Le risque numérique est partout. Tout le monde en parle, chacun aimerait s’en protéger. Mais ces risques sont nombreux et les ressources dont nous disposons pour les contrer sont limitées, quelque soit l’entreprise. Le bon sens nous dit qu’on devrait commencer par s’attaquer  aux risques les plus importants. Mais avant de nous pencher sur son évaluation, voyons d’abord ce qu’est un risque.

Un risque traduit notre exposition à une perte en fonction de la probabilité qu’un événement se produise.

A travers cette définition, on s’aperçoit qu’il y a deux facteurs à prendre en compte pour évaluer l’importance d’un risque:

Il en découle qu’objectivement, les risques dont on doit se protéger en priorité sont ceux qui maximisent le couple (probabilité, perte). Mais un obstacle majeur se dresse sur notre chemin:  notre tendance à catastrophiser.

La tendance à catastrophiser

En général, un événement à impact catastrophique mais qui arrive très rarement à tendance à susciter en nous un crainte supérieur à un événement à impact modéré mais qui arrive fréquemment. Les événements à impact catastrophique sont ceux qui frappent le plus notre imagination, et donc on a tendance à craindre ces évènements plus que de raison.

Pour illustrer ce biais, prenons l’exemple du risque associé à chacun de ces deux moyens de transport: la voiture et l’avion.

D’un côté, les accidents d’avion sont assurément des évènements à impact catastrophique, avec une change de survie nulle ou presque.
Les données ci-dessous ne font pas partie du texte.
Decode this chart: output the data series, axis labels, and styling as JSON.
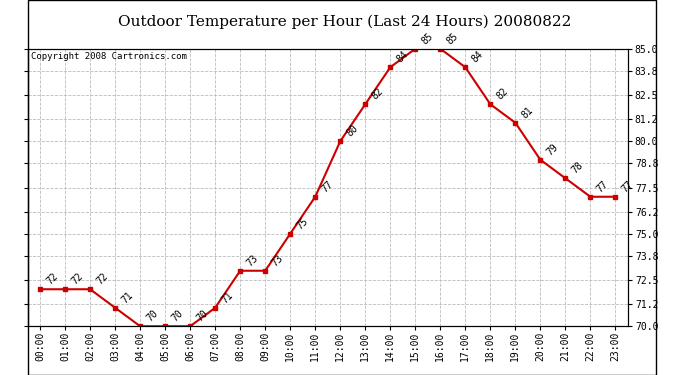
{
  "title": "Outdoor Temperature per Hour (Last 24 Hours) 20080822",
  "copyright": "Copyright 2008 Cartronics.com",
  "hours": [
    "00:00",
    "01:00",
    "02:00",
    "03:00",
    "04:00",
    "05:00",
    "06:00",
    "07:00",
    "08:00",
    "09:00",
    "10:00",
    "11:00",
    "12:00",
    "13:00",
    "14:00",
    "15:00",
    "16:00",
    "17:00",
    "18:00",
    "19:00",
    "20:00",
    "21:00",
    "22:00",
    "23:00"
  ],
  "temps": [
    72,
    72,
    72,
    71,
    70,
    70,
    70,
    71,
    73,
    73,
    75,
    77,
    80,
    82,
    84,
    85,
    85,
    84,
    82,
    81,
    79,
    78,
    77,
    77
  ],
  "ylim_min": 70.0,
  "ylim_max": 85.0,
  "yticks": [
    70.0,
    71.2,
    72.5,
    73.8,
    75.0,
    76.2,
    77.5,
    78.8,
    80.0,
    81.2,
    82.5,
    83.8,
    85.0
  ],
  "line_color": "#cc0000",
  "marker_color": "#cc0000",
  "bg_color": "white",
  "grid_color": "#bbbbbb",
  "title_fontsize": 11,
  "annot_fontsize": 7,
  "copyright_fontsize": 6.5,
  "tick_fontsize": 7
}
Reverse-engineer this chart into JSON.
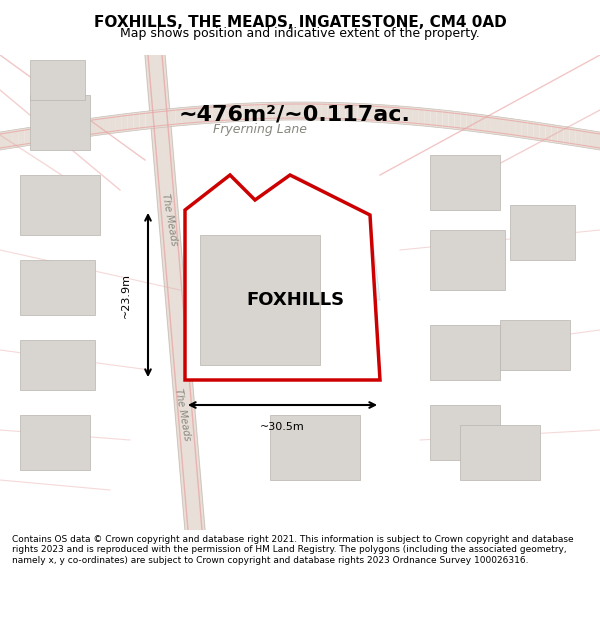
{
  "title": "FOXHILLS, THE MEADS, INGATESTONE, CM4 0AD",
  "subtitle": "Map shows position and indicative extent of the property.",
  "area_text": "~476m²/~0.117ac.",
  "property_name": "FOXHILLS",
  "dim_width": "~30.5m",
  "dim_height": "~23.9m",
  "road_label1": "Fryerning Lane",
  "road_label2": "The Meads",
  "road_label3": "The Meads",
  "footer": "Contains OS data © Crown copyright and database right 2021. This information is subject to Crown copyright and database rights 2023 and is reproduced with the permission of HM Land Registry. The polygons (including the associated geometry, namely x, y co-ordinates) are subject to Crown copyright and database rights 2023 Ordnance Survey 100026316.",
  "bg_color": "#f5f5f0",
  "map_bg": "#f0ede8",
  "road_color": "#e8e0d8",
  "road_outline": "#c8c0b8",
  "plot_fill": "#e8e4df",
  "plot_outline": "#cc0000",
  "building_fill": "#d8d4cf",
  "building_outline": "#b8b4af",
  "road_pink": "#e8a0a0",
  "road_pink_light": "#f0c0c0",
  "water_color": "#c8dce8",
  "annotation_color": "#111111",
  "road_text_color": "#888880",
  "footer_color": "#111111"
}
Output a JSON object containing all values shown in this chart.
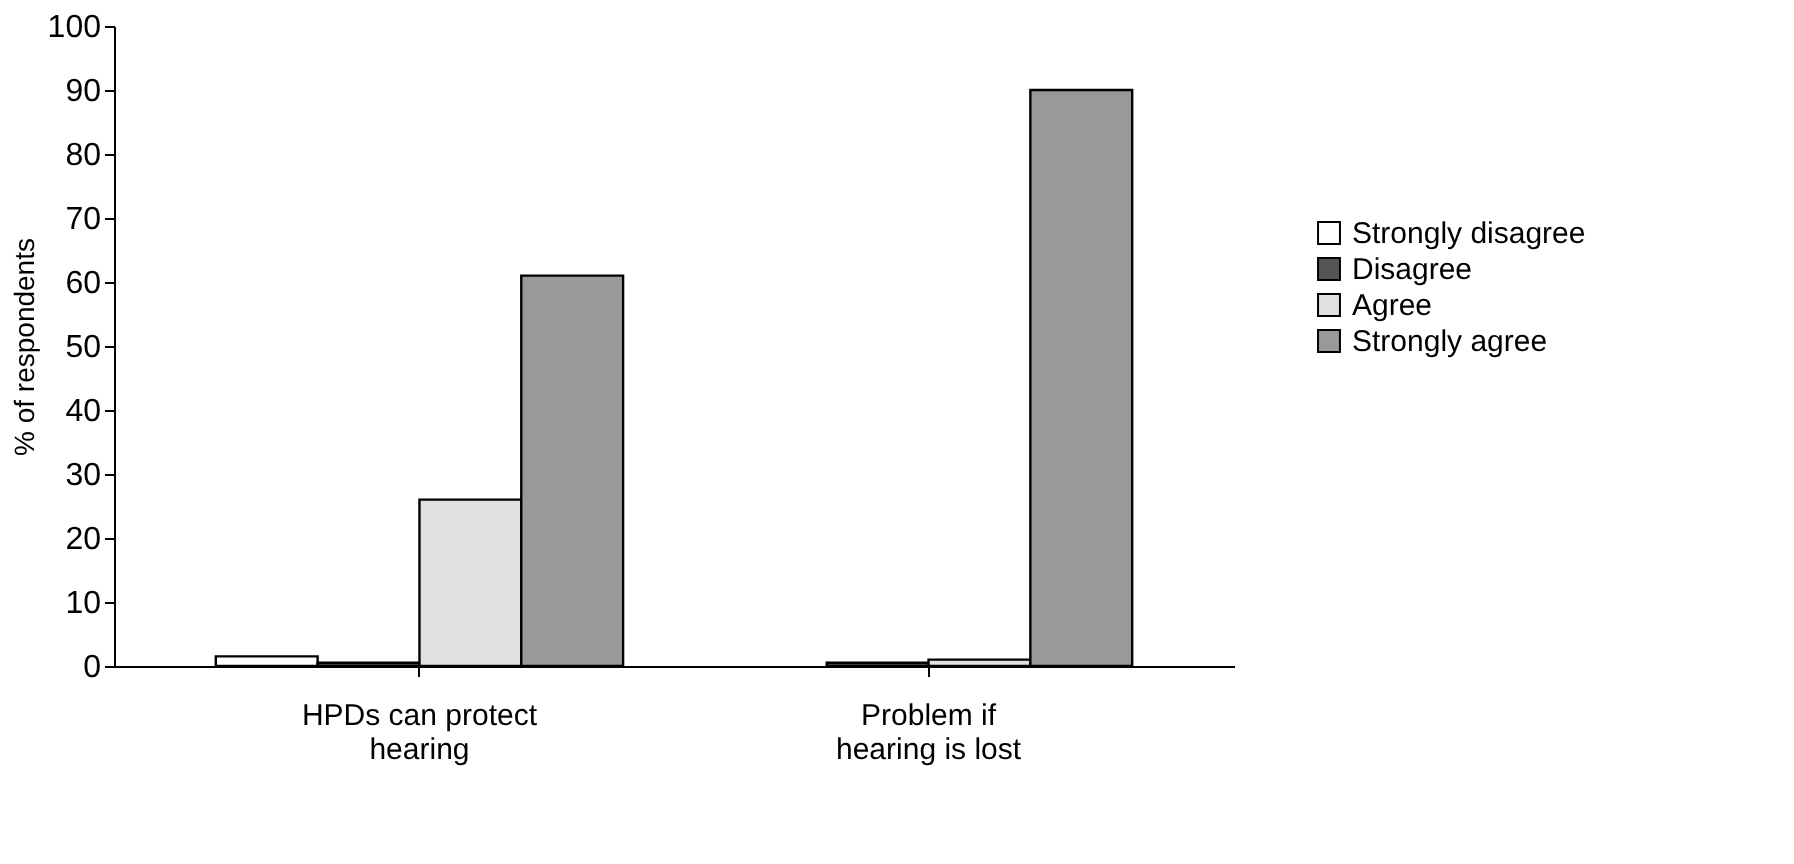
{
  "chart_data": {
    "type": "bar",
    "ylabel": "% of respondents",
    "categories": [
      "HPDs can protect\nhearing",
      "Problem if\nhearing is lost"
    ],
    "series": [
      {
        "name": "Strongly disagree",
        "color": "#ffffff",
        "values": [
          1.5,
          null
        ]
      },
      {
        "name": "Disagree",
        "color": "#555555",
        "values": [
          0.5,
          0.5
        ]
      },
      {
        "name": "Agree",
        "color": "#e0e0e0",
        "values": [
          26,
          1
        ]
      },
      {
        "name": "Strongly agree",
        "color": "#999999",
        "values": [
          61,
          90
        ]
      }
    ],
    "ylim": [
      0,
      100
    ],
    "yticks": [
      0,
      10,
      20,
      30,
      40,
      50,
      60,
      70,
      80,
      90,
      100
    ],
    "grid": false,
    "legend": "right"
  }
}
Mais fort heureusement, ce genre d’évènement se produit très rarement. De l’autre côté, les accidents de voiture font partie du quotidien. L’impact peut être grave, voire catastrophique, mais la grande majorité des accidents de voitures sont sans blessure corporelle. Il en découle qu’en générale, on est plus effrayé par l’idée d’un crash d’avion que par celle d’un accident de voiture. Or chaque année, statistiquement, le nombre de morts par accident de voiture est de loin supérieur au nombre de mort pas crash d’avion….

Les risques: une affaire de gaussienne

Dans les faits, le spectre des risques à tendance à suivre une distribution gaussienne. A une extrémité, il y a les risques à forte probabilité d’occurrence, mais à impact faible. A l’autre extrémité, il y’a les risques à impact élevé, mais avec une probabilité d’occurrence très faible.

Crédit: DevSecOps in Kubernetes: Wei Lien Dang and Ajmal Kohgadai. Rapport 2021

Une approche pragmatique et rationnelle de la gestion de risque doit nous emmener à nous focaliser en premier sur les risques du milieu de la courbe. Dans la pratique, ce sont ces risques qui sont susceptibles de nous toucher et entraîner des pertes. Traiter en priorité les risques du milieu de la gaussienne est la meilleure utilisation de nos ressources. Mais comment isoler ces risques là parmi les innombrables risques auxquels nous sommes exposé?

Le Threat Modeling pour ne pas perdre sa boussole

L’identification des risques du centre de la gaussienne est une question cruciale. En effet, quand il s’agit de la sécurité numérique, le biais à catastrophiser peut nous jouer un mauvais tour et nous conduire à une mauvaise allocation de nos ressources, pourtant limitées.

C’est pourquoi il est important d’adopter un framework de Threat Modeling pour nous aider à identifier les menaces qui nous posent de réels risques, ceux qui se cachent derrière ces fameux risques du centre de la gaussienne. On pourra alors allouer nos ressources à bon escient pour concentrer sur ces menaces.